Des bonbons et des oublis

Avec la lecture de son discours du Trône, le premier ministre Brian Gallant a désormais le regard tourné vers la prochaine campagne électorale.

C’est la troisième fois que le gouvernement Gallant se livre à ce genre d’exercice. Nous vous mettons au défi de résumer les deux premiers, ou même de citer de mémoire quelques-unes des mesures qui avaient été promises.

Le discours de cette année est dans la même veine. Cela ne signifie pas qu’il soit vide de contenu. Mais il ne contient rien qui influencera positivement ou négativement le vote des électeurs en septembre 2018.

Ce n’est pas là une surprise. Les discours du Trône ne sont qu’une grande vitrine que les gouvernements utilisent pour se mettre en valeur. Le temps d’une journée, tout le gratin de la province converge vers la capitale. La planète Nouveau-Brunswick tourne alors autour du parti au pouvoir. On ajoute à cela une bonne couche d’apparat, de tradition et de décorum pour faire bonne mesure, en plus de diriger les projecteurs pour la seule fois de l’année sur la lieutenante-gouverneure.

Bref, une belle occasion de marketing et de visibilité gratuite.

Les libéraux ont choisi cette année de mettre l’accent sur l’éducation. C’est une décision censée. En effet, ce secteur est l’un des rares où le premier ministre Brian Gallant a réussi à apposer sa marque depuis son arrivée au pouvoir.

Dans les prochaines semaines, nous l’entendrons souvent parler de son Plan d’éducation de 10 ans, mais aussi des changements qu’il a apportés en immersion précoce en français (dans le système anglophone). Il vantera son programme de gratuité des droits de scolarité pour les étudiants de familles à moindres revenus. Il dévoilera aussi plus de détails concernant une promesse déjà annoncée et qu’on retrouve dans le discours du Trône, soit d’aider financièrement les parents à payer les frais de garderie.

C’est sans oublier que les annonces se sont multipliées depuis quelque temps, en particulier dans le réseau des Collèges communautaires, avec des formations en production de marijuana médicinale, en travail paramédical et dans le domaine des foyers de soins, sans oublier l’agrandissement du campus de Shippagan de l’Université de Moncton.

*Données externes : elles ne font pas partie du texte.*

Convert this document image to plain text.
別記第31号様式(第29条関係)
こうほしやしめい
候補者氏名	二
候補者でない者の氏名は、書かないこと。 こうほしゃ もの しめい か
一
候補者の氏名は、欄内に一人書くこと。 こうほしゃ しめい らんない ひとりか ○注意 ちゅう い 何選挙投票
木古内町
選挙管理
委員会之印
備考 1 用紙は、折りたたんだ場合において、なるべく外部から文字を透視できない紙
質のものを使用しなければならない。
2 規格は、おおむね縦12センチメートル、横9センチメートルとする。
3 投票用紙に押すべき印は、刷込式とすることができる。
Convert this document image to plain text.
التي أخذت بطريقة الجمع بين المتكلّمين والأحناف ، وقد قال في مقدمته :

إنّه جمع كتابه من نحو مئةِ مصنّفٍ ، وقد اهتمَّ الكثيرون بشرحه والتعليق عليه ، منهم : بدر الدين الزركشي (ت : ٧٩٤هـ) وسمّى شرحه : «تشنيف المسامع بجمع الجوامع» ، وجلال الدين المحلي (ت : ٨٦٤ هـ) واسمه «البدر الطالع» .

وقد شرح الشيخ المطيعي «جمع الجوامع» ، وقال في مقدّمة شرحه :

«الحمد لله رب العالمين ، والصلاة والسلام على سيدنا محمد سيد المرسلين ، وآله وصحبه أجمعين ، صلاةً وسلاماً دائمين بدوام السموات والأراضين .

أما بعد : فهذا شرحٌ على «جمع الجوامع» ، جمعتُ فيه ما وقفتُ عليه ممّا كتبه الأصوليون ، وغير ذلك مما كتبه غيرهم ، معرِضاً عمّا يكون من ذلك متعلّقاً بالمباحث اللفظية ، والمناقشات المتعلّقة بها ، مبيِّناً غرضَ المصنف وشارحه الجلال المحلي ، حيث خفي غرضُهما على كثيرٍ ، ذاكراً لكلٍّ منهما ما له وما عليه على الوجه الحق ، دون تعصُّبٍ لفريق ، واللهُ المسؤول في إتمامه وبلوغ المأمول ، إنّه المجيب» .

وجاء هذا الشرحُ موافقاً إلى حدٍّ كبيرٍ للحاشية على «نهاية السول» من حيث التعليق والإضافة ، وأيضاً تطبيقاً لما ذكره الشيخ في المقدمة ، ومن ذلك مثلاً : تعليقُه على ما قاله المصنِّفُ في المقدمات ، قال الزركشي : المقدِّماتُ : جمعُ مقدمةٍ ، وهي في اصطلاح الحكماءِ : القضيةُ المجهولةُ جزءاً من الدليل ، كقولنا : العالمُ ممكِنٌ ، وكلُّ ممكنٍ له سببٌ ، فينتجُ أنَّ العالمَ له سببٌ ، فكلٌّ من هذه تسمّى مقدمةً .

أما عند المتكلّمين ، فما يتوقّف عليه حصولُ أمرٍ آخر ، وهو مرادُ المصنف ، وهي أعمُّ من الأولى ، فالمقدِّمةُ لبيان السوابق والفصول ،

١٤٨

Les stratèges libéraux jugent (avec raison) que le premier ministre Gallant est en terrain plus solide quand il défend son bilan en éducation que quand il s’avance sur le terrain du taux de chômage, de la création d’emploi, de la lutte au déficit et même sur celui de la santé, où les défis restent nombreux.

Sur ce dernier point, il est important de noter que le discours du Trône comprend la promesse qu’aucun hôpital en milieu rural ne fermera ses portes.

Il n’y a pourtant aucune rumeur sérieuse qui court en ce sens. L’explication la plus plausible est que les libéraux ne perdent pas de temps à se positionner contre les conservateurs. Ceux-ci n’ont pas promis de fermer d’hôpitaux, mais ils viennent d’élire un chef qui s’engage à réduire considérablement les dépenses du gouvernement, y compris en santé.

Par ailleurs, le discours du Trône comprend quelques oublis importants. Parmi ceux-ci, nous sommes surpris de ne pas avoir lu une seule ligne à propos de la réforme municipale à venir. Le gouvernement s’est pourtant engagé à proposer une réforme dans les prochains mois, soulevant ainsi de grandes attentes au sein du monde municipal. Un discours du Trône, où on retrouve généralement peu de détails, mais de grandes orientations, aurait été le véhicule parfait pour confirmer la volonté des libéraux d’agir. Auraient-ils déjà reculé?

Nous sommes aussi déçus de voir Fredericton ignorer la question linguistique. Rappelons qu’après de longues hésitations, Brian Gallant s’était offert il y a un mois une série d’événements médiatisés pendant lesquels il avait vanté le bilinguisme.

L’occasion était belle de faire une nouvelle profession de foi, surtout avec l’élection d’un chef de l’opposition unilingue anglophone qui a déjà milité pour le parti CoR. Or, nous ne retrouvons nulle part dans ce discours des mots comme «langues officielles», «dualité» ou «bilinguisme». Ceux qui espéraient que la dualité linguistique soit étendue aux garderies ont été amèrement déçus.

Le gouvernement libéral a désormais les pieds bien plantés dans la deuxième moitié de son mandat. S’il n’est pas tombé dans l’esprit de l’Halloween en distribuant des bonbons aux contribuables, on sent toutefois une volonté de se bâtir et de vanter un bilan avant le jour du scrutin, tout en fourbissant les armes en prévision des attaques des partis de l’opposition.